Three skill categories matter most: AI tool administration, data governance and policy, and client-facing advisory skills. Technicians should learn how to configure and govern Microsoft 365 Copilot, manage DLP policies and sensitivity labels, audit AI usage in Purview, and explain AI governance to business owners.

What is an AI adoption framework and why does it matter for technicians?

An AI adoption framework is the structured process through which a business moves from ad-hoc AI usage to governed, managed AI deployment: assessment, acceptable use policy, approved tool stack, technical controls, and ongoing governance. For technicians, understanding the framework matters because the MSP is now delivering it as a service.

What is AI fluency for IT professionals?

AI fluency for IT professionals is the ability to understand how AI tools work at a functional level, configure and govern them in business environments, and advise clients on appropriate use.

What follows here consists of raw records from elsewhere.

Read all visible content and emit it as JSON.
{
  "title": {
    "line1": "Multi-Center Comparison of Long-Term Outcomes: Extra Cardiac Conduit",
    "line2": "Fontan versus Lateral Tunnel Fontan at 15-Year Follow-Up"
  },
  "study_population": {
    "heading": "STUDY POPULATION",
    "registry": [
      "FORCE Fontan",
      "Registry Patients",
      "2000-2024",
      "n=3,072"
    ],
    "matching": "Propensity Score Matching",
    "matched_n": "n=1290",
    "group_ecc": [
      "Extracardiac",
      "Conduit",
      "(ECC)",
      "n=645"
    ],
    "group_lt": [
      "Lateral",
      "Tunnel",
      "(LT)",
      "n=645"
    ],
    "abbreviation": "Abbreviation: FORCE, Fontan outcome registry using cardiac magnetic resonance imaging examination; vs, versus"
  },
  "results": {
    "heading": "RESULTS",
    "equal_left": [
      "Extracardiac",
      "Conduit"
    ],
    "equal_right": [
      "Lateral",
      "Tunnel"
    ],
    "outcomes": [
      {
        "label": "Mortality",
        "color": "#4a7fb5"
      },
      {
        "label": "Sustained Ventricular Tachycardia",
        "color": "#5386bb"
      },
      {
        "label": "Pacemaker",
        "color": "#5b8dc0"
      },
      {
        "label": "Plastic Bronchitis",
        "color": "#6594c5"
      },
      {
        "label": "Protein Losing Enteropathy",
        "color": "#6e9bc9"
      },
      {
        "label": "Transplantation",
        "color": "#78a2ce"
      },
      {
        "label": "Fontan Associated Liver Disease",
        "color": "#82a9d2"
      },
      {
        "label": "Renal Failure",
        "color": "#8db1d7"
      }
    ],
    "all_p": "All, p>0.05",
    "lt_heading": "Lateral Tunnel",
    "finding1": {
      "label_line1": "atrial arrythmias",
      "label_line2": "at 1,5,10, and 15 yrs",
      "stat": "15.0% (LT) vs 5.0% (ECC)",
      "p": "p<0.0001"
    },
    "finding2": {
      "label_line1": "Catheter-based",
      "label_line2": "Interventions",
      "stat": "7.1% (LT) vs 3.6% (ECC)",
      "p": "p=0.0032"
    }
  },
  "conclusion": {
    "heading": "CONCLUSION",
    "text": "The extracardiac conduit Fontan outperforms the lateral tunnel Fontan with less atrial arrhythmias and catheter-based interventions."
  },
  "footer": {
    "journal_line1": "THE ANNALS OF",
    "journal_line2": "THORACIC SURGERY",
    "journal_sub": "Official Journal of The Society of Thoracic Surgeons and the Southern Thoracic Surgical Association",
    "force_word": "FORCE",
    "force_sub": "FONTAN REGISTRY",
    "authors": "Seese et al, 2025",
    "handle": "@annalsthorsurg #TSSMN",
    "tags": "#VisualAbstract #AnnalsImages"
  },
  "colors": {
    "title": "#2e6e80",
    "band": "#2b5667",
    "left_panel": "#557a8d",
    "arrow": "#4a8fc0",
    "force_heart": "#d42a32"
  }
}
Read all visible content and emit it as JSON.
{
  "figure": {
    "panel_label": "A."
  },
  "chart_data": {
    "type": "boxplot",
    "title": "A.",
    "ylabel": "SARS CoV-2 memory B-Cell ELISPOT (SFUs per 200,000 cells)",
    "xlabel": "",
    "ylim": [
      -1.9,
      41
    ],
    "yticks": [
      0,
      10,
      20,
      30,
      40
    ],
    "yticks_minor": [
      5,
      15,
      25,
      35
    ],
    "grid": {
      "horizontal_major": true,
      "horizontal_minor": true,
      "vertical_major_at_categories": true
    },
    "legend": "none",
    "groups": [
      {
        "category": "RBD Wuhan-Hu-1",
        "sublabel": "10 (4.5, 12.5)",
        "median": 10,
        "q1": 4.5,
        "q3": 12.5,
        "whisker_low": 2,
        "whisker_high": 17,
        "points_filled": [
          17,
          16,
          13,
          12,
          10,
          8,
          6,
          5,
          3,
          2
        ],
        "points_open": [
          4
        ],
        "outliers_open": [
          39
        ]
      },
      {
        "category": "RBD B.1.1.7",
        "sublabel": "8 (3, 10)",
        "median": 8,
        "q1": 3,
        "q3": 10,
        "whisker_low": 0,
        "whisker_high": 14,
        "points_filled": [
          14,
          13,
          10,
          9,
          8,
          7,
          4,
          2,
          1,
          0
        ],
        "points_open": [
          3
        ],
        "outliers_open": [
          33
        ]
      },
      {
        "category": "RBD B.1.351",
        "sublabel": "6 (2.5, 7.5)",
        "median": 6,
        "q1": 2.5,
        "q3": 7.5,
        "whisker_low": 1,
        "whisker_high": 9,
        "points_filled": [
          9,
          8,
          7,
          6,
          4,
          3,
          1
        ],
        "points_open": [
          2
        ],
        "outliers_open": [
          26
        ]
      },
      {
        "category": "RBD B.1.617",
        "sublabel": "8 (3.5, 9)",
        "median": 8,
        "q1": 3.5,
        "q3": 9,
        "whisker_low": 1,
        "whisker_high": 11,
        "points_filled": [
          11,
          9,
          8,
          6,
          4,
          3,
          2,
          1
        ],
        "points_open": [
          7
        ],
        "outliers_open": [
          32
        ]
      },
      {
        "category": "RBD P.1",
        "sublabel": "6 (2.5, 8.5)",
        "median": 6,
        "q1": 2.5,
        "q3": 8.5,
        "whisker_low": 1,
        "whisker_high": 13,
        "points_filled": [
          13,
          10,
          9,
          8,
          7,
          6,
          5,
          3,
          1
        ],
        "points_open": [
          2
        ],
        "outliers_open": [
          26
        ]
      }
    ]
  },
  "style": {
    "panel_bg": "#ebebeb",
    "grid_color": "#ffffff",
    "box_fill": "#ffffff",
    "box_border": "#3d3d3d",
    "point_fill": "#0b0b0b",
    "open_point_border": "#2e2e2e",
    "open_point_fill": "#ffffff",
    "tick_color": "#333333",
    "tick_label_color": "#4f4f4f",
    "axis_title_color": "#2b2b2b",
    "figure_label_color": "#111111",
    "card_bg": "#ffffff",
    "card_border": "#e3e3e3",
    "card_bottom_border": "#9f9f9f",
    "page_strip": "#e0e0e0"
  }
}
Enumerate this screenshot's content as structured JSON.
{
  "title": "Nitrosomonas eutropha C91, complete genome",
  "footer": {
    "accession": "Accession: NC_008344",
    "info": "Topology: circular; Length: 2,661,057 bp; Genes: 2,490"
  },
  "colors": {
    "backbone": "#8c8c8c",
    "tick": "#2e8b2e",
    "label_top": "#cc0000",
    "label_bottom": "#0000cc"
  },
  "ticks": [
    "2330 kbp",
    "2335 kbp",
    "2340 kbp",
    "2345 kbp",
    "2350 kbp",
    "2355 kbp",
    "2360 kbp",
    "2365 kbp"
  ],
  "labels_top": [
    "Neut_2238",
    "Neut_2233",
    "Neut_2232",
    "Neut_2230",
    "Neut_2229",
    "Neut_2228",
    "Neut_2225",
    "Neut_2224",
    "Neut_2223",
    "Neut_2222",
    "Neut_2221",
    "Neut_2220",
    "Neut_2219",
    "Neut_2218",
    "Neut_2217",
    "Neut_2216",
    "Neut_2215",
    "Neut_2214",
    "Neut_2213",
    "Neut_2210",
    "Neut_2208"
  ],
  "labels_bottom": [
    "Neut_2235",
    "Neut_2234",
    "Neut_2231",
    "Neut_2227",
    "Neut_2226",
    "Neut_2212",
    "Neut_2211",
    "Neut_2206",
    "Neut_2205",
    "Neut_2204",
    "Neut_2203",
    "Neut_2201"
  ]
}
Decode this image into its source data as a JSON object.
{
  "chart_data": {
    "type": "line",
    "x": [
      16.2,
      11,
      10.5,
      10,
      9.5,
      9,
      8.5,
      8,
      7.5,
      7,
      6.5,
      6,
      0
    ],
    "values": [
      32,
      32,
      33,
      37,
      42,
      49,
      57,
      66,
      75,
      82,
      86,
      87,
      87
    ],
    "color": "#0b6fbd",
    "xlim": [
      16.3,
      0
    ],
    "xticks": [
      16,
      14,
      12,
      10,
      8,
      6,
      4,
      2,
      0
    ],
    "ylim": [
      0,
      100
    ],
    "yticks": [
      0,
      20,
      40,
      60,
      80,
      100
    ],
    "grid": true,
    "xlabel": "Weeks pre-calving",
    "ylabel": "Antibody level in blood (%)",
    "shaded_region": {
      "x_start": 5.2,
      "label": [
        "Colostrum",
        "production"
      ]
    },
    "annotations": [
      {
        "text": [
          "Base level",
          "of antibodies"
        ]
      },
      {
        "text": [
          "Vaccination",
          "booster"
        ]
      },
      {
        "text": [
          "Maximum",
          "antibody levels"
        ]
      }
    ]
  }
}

For MSP technicians, it means knowing tools like Microsoft 365 Copilot well enough to deploy, configure, govern, and explain them.

How did cloud computing change MSP technician jobs?

Cloud computing created the clearest historical parallel to AI. It commoditized parts of on-prem administration, but also created higher-value roles such as cloud architect, cloud engineer, migration specialist, and cloud security specialist. The technicians who adapted became more valuable. The ones who did not were replaced by the ones who did.

What happened to break-fix technicians when managed services emerged?

The break-fix to managed services transition shifted technicians from reactive hourly work to proactive monitoring, patch management, and configuration. The technology did not eliminate the technician. It raised the bar for which technicians could compete.

What is an MSP AI transformation strategy for technicians?

At the technician level, an MSP AI transformation strategy has three parts: understand what AI is automating in the current role, build skills above the automatable zone, and become one of the people who delivers AI services to clients rather than only performing traditional IT support.

How do MSPs use AI to handle tier-one tickets?

MSPs use AI ticketing platforms to handle common tier-one requests such as password resets, basic diagnostics, standard ticket routing, and automated status updates. The routine queue shrinks, and technicians handle the tickets that require judgment. The best MSPs redeploy technician time toward higher-value work instead of simply shrinking headcount.

What is AI demand in SMBs and how does it affect MSP staffing?

SMB AI demand creates a new workload category for MSPs. As clients ask for help with Copilot deployment, AI governance, acceptable use policies, and data classification, MSPs need technicians who can deliver those services. The required skills are different from traditional tier-one work, but the staffing need does not disappear.

What certifications or skills are most valuable for IT professionals in the AI era?

For MSP technicians in Microsoft environments, Microsoft 365 Copilot and Agent Administration Fundamentals is a directly relevant credential. Skills in Microsoft Purview, SharePoint permissions management, sensitivity labels, DLP policy configuration, and security and compliance administration also map directly to AI governance work.